1. Die Ignoranten: Sie sind entweder zu dumm oder zu feige, um sich der Komplexität der Wirklichkeit zu stellen. Selber denken sie niemals über irgend etwas anderes als ihre kleinen Alltagsgeschäfte nach und passen sich, wenn doch einmal ernste Fragen auftauchen geschmeidig entweder der Mehrheitsmeinung an, oder da wo eine Auswahl besteht derjenigen Auffassung, welche ihren eigenen Neigungen am ehesten entspricht. Ihnen ist die Wahrheit völlig gleichgültig. Sie wissen nichts und sind glücklich damit.

2. Die Ideologen: Auf ihrer rastlosen Suche nach der Wahrheit haben sie ihre seelischen Reserven überstrapaziert. Weil es ihnen auf die Dauer unerträglich wurde, die Ambivalenz der Wirklichkeit auszuhalten und weil hinter jeder Tür die sie öffneten zwei neue warteten, es ihnen aber auch nicht mehr möglich war, die bereits getätigten Erkenntnisse (oder was sie für solche hielten) wieder zu vergessen, sind sie irgendwann einfach stehen geblieben, indem sie der Verlockung einer vorgefertigen Weltanschauungen nachgaben, die die Widersprüche aufzulösen verspricht. Entweder das, oder sie haben ihren eigenen Kenntnisstand verabsolutiert. Manche von ihnen sind wahnsinnig. D.h. sie halten ihre abgeschlossene Sicht der Dinge wirklich im innersten für die definitive Wahrheit. In ihrem unbeirrbaren Vertrauen auf die Objektivität ihres eigenen Verstandes übersehen sie, dass ihr Verstand nur mit Grundannahmen arbeiten kann, die sie a priori aus dem Unbewussten heraus gemacht haben.

3. Die wahren Philosophen oder die Weisen: Sie halten die Widersprüchlichkeit der Existenz aus und widerstehen jeder Versuchung, diese auf die eine oder andere Weise aufzulösen. Sie behaupten nicht, letzte Antworten zu besitzen und sind doch reich an Erkenntnis. Sie verfallen weder in das unreflektierte Schwarzweißdenken der Ideologen, noch in den Relativismus der Ignoranten. Sie sind sich der Unergründlichkeit sowohl ihrer eigenen Motive als auch des Kosmos bewußt und folgen einer zuverlässigen Inneren Eingebung, die ohne scheinbar zwingende Argumente auskommt, weil sie frei von jeder Anmaßung ist. Diese Menschen sind weise und verständig, obwohl sie sich selber nicht dafür halten (anders als die Ideologen). Ihr Verstand ist nur aus dem einen Grunde nicht korrumpierbar, weil sie einen guten Charakter besitzen. Dies ist keine Eigenleistung von ihnen, sondern Anzeichen ihrer Auserwähltheit.

Egal wie sehr du dich um Erkenntnis bemühst, sie wird dir nur dann zuteil werden, wenn du dazu bestimmt bist.
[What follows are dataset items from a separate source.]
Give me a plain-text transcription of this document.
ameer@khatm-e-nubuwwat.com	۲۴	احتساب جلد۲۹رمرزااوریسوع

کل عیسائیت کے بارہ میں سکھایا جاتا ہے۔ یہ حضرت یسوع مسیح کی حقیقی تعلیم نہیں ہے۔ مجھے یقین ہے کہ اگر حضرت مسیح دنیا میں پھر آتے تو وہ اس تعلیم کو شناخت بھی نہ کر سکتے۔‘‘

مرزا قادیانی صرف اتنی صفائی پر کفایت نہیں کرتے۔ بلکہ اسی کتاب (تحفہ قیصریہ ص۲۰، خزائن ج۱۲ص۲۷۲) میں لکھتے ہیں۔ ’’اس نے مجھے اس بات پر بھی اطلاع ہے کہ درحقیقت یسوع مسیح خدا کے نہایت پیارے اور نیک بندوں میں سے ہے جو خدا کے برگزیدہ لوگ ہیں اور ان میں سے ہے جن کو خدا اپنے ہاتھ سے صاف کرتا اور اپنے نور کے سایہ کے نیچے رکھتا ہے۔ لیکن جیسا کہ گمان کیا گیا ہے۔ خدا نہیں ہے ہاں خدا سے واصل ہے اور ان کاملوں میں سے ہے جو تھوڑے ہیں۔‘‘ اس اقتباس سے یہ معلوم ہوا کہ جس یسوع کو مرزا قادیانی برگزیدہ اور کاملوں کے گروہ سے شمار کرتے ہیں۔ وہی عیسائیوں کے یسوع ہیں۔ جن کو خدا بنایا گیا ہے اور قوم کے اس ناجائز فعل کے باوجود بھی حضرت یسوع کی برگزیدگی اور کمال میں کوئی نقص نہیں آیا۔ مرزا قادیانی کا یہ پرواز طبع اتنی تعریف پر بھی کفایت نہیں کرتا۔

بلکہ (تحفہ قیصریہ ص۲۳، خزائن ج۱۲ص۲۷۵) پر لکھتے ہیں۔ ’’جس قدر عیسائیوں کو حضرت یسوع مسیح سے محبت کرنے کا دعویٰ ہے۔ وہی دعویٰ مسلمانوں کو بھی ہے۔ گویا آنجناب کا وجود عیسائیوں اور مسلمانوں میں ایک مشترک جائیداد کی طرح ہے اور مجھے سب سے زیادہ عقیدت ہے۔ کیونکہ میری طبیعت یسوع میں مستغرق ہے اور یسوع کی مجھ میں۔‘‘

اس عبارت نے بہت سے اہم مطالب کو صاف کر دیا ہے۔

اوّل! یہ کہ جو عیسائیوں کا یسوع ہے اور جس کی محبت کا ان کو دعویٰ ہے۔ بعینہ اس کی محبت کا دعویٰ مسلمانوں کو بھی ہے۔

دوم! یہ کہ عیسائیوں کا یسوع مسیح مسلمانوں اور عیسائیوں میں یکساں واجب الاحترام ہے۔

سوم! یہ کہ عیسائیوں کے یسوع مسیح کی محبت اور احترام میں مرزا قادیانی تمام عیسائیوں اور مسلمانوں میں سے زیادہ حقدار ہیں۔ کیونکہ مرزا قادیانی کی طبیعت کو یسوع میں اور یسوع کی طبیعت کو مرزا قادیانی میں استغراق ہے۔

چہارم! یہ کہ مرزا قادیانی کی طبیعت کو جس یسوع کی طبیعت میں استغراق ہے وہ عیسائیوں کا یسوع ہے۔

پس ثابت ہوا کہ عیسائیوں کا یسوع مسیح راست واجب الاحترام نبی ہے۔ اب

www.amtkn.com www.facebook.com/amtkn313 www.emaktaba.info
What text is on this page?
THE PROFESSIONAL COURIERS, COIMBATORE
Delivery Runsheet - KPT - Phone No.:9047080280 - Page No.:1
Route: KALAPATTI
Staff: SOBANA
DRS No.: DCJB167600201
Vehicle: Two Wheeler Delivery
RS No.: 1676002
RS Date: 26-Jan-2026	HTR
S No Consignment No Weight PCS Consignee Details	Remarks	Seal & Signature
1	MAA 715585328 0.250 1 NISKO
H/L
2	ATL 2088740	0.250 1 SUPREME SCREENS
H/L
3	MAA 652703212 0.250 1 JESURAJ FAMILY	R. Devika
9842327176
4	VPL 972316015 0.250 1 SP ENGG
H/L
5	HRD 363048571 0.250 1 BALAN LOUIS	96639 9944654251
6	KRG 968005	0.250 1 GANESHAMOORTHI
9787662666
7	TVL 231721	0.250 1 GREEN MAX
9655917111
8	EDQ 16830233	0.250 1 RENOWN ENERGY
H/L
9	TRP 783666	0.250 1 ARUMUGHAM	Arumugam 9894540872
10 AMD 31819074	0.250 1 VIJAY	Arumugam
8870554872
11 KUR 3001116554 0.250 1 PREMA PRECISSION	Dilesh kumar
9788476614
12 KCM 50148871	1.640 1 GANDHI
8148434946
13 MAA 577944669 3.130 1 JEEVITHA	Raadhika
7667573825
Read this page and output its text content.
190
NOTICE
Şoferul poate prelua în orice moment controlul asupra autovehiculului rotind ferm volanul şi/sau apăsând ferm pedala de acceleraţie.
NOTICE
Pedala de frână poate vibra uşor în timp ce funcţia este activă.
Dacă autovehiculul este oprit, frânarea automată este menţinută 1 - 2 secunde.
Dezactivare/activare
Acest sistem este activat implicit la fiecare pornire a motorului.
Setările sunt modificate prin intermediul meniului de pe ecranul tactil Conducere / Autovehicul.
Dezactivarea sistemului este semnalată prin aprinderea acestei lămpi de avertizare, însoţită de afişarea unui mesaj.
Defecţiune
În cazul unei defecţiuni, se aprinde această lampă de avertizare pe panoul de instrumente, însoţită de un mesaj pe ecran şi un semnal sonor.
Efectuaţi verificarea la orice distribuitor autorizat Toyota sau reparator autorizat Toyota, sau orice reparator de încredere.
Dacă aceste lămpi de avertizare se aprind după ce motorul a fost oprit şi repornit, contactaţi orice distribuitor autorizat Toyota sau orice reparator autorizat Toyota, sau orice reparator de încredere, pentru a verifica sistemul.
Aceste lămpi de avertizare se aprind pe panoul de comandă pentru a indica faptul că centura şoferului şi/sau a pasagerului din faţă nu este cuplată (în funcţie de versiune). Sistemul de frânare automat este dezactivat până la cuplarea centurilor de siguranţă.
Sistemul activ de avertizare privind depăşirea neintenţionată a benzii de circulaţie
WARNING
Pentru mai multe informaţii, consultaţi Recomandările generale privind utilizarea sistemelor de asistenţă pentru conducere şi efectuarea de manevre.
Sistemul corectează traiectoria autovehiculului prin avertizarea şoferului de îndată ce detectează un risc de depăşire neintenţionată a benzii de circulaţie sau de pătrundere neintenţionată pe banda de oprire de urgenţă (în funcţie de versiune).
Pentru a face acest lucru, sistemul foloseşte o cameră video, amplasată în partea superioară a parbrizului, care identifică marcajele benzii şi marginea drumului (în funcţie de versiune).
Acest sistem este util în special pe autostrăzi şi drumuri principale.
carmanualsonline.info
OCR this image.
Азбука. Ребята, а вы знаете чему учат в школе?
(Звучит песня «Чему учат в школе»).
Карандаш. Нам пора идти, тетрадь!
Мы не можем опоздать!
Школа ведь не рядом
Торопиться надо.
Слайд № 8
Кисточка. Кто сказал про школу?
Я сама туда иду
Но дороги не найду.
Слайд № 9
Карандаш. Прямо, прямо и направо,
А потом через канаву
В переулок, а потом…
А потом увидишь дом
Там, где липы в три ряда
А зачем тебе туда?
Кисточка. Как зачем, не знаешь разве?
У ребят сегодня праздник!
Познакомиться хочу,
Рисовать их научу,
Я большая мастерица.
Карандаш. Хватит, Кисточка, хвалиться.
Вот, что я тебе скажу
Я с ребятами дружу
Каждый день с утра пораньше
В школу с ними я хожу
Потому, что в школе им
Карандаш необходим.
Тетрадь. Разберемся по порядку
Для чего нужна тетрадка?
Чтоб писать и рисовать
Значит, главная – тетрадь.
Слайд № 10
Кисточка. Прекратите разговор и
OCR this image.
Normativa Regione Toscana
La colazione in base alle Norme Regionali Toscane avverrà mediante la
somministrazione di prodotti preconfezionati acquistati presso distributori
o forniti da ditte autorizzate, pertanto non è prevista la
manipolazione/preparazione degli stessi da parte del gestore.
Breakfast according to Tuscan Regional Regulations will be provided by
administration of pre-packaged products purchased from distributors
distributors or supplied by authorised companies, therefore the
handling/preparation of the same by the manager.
Bist du ein guter Mensch, dann wirst du nicht fehlgehen, ob mit oder ohne Verstand. Bist du aber ein schlechter Mensch, dann wird dir dein Verstand nicht nur nichts nützen, nein dann wäre es besser für dich, wenn du keinen hättest, sodass du in dem relativ unschuldigen Stadium der Ignoranten verharren könntest.